Whatever the benefits of online research, there is no denying that it has limitations. Egg is once again a case in point. The company has embraced online research with enthusiasm, but nevertheless continues to use external agencies for telephone research, focus groups and in-depth interviews. Why?

For a start, digital interaction lacks the flexibility to tackle complex issues effectively. As Pearson says: “Some types of research, such as focus groups, just don’t work on the Web.”

And even for quantitative surveys, online interviewing has its limitations. Burey says: “Go beyond nine or ten questions and you end up with incomplete and unusable data sets, because respondents lose interest.”

Outside looking in

But it is not only in a technical sense that DIY methods limit a company’s horizons.

As Alnoor Samji, corporate and consumer research director at market research agency MORI, says: “Data derived from loyalty cards, EPOS and online communication are valuable, but companies need an external perspective to spot where there are gaps and to validate their findings.” For instance, a company might conduct a Web-based survey to find out what motivates customers to purchase online. To get a complete picture, it would need to establish through external research what factors motivate people who purchase through retail outlets, or consume competing brands.

But, if DIY activity actually leads to more external research, does this imply that agencies can simply sit back and wait for the business to roll in? Not if they intend to maximise their share of profitable research, says Adelphi International Research research manager Stuart Green and Boots senior research manager Catherine Munro, who presented a joint paper on DIY research at the Market Research Society’s annual conference.

One of the major challenges confronting companies today is to combine data gathered from multiple research channels in a way that yields new insight and a holistic understanding of business issues.

The implication is that agencies must demonstrate that they have the skills to help clients realise this goal. If they do not, there is a risk that companies in other fields – management consultants, database managers and marketing services groups – will corner the market in data interpretation, confining the market research industry to the more resource-hungry and less profitable business of data collection.
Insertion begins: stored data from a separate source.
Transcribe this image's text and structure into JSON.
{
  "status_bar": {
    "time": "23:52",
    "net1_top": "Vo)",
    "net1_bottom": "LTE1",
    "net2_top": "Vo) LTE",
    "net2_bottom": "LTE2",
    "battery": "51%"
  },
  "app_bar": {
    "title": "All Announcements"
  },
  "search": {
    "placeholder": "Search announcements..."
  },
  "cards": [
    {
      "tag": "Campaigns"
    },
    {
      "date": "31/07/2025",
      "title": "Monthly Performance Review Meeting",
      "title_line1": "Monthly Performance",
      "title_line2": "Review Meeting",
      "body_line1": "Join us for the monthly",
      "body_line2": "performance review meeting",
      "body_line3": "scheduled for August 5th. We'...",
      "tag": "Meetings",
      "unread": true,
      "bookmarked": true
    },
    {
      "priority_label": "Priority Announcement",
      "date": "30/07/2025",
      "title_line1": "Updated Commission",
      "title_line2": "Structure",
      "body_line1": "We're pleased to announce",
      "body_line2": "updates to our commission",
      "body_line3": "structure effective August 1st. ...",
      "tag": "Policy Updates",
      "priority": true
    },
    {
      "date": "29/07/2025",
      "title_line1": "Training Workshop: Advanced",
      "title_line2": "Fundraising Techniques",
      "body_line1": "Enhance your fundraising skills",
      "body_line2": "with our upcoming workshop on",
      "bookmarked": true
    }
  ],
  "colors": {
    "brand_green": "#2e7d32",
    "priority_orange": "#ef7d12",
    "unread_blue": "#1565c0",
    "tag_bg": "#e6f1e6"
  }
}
So what can market research companies do to fend off this spectre?

To begin with, agency staff need to acquaint themselves with the DIY studies conducted by their clients, and to show that they are willing to combine the findings from these projects with their own research. The difficulty here is that clients may be reluctant to share, or simply fail to see the purpose of sharing, data with agencies.

To get over this problem, argues Green, agencies need to evolve towards building relationships with clients, rather than viewing projects as one-off items. He adds: “In this respect we have a lot to learn from industries such as advertising, which tend to think more in terms of client accounts and less in terms of specific projects.”
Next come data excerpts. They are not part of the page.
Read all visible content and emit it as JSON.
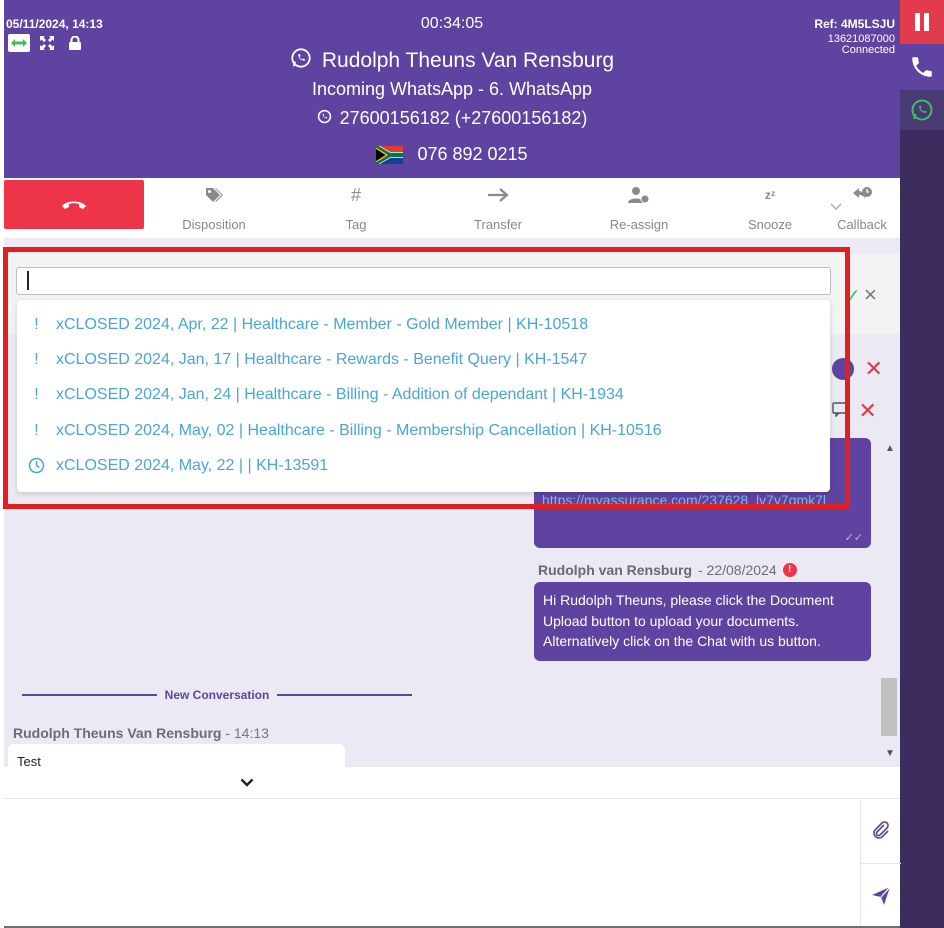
{
  "header": {
    "datetime": "05/11/2024, 14:13",
    "timer": "00:34:05",
    "ref": "Ref: 4M5LSJU",
    "ref_number": "13621087000",
    "status": "Connected",
    "contact_name": "Rudolph Theuns Van Rensburg",
    "incoming": "Incoming WhatsApp - 6. WhatsApp",
    "whatsapp_number": "27600156182 (+27600156182)",
    "phone": "076 892 0215"
  },
  "toolbar": {
    "disposition": "Disposition",
    "tag": "Tag",
    "transfer": "Transfer",
    "reassign": "Re-assign",
    "snooze": "Snooze",
    "callback": "Callback"
  },
  "search": {
    "value": "",
    "items": [
      {
        "icon": "exclamation-icon",
        "label": "xCLOSED 2024, Apr, 22 | Healthcare - Member - Gold Member | KH-10518"
      },
      {
        "icon": "exclamation-icon",
        "label": "xCLOSED 2024, Jan, 17 | Healthcare - Rewards - Benefit Query | KH-1547"
      },
      {
        "icon": "exclamation-icon",
        "label": "xCLOSED 2024, Jan, 24 | Healthcare - Billing - Addition of dependant | KH-1934"
      },
      {
        "icon": "exclamation-icon",
        "label": "xCLOSED 2024, May, 02 | Healthcare - Billing - Membership Cancellation | KH-10516"
      },
      {
        "icon": "clock-icon",
        "label": "xCLOSED 2024, May, 22 | | KH-13591"
      }
    ]
  },
  "chat": {
    "msg1_link": "https://myassurance.com/237628_lv7y7gmk7l",
    "msg2_sender": "Rudolph van Rensburg",
    "msg2_date": "- 22/08/2024",
    "msg2_text": "Hi Rudolph Theuns, please click the Document Upload button to upload your documents. Alternatively click on the Chat with us button.",
    "new_conversation": "New Conversation",
    "msg3_sender": "Rudolph Theuns Van Rensburg",
    "msg3_time": "- 14:13",
    "msg3_text": "Test"
  },
  "colors": {
    "primary": "#5f43a0",
    "danger": "#ee3448",
    "link": "#4aa5d8"
  }
}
Technology is allowing clients to adopt a DIY approach to market research. Taken to the extreme, this trend could result in companies reducing their use, or even dispensing with the services of agencies. To forestall this possibility, the market research profession must ensure that clients understand the dangers of becoming overly dependent on internal data. Companies that lack an external perspective also lack the means to benchmark their performance against that of their competitors.

Nevertheless, to dwell on the risks associated with DIY research is to miss a fundamental point. When applied with skill, DIY research yields insight into customer behaviour and creates opportunities for follow-up work. For example, a client might use purchasing data derived from its website or loyalty card to segment customers by their shopping habits, before commissioning an agency to find the reasons underlying such patterns.

What follows from this, as Green and Munro conclude in their paper, is that DIY research “is not the enemy” of market research professionals. Rather it is a positive development that agencies should welcome, and seek to build upon.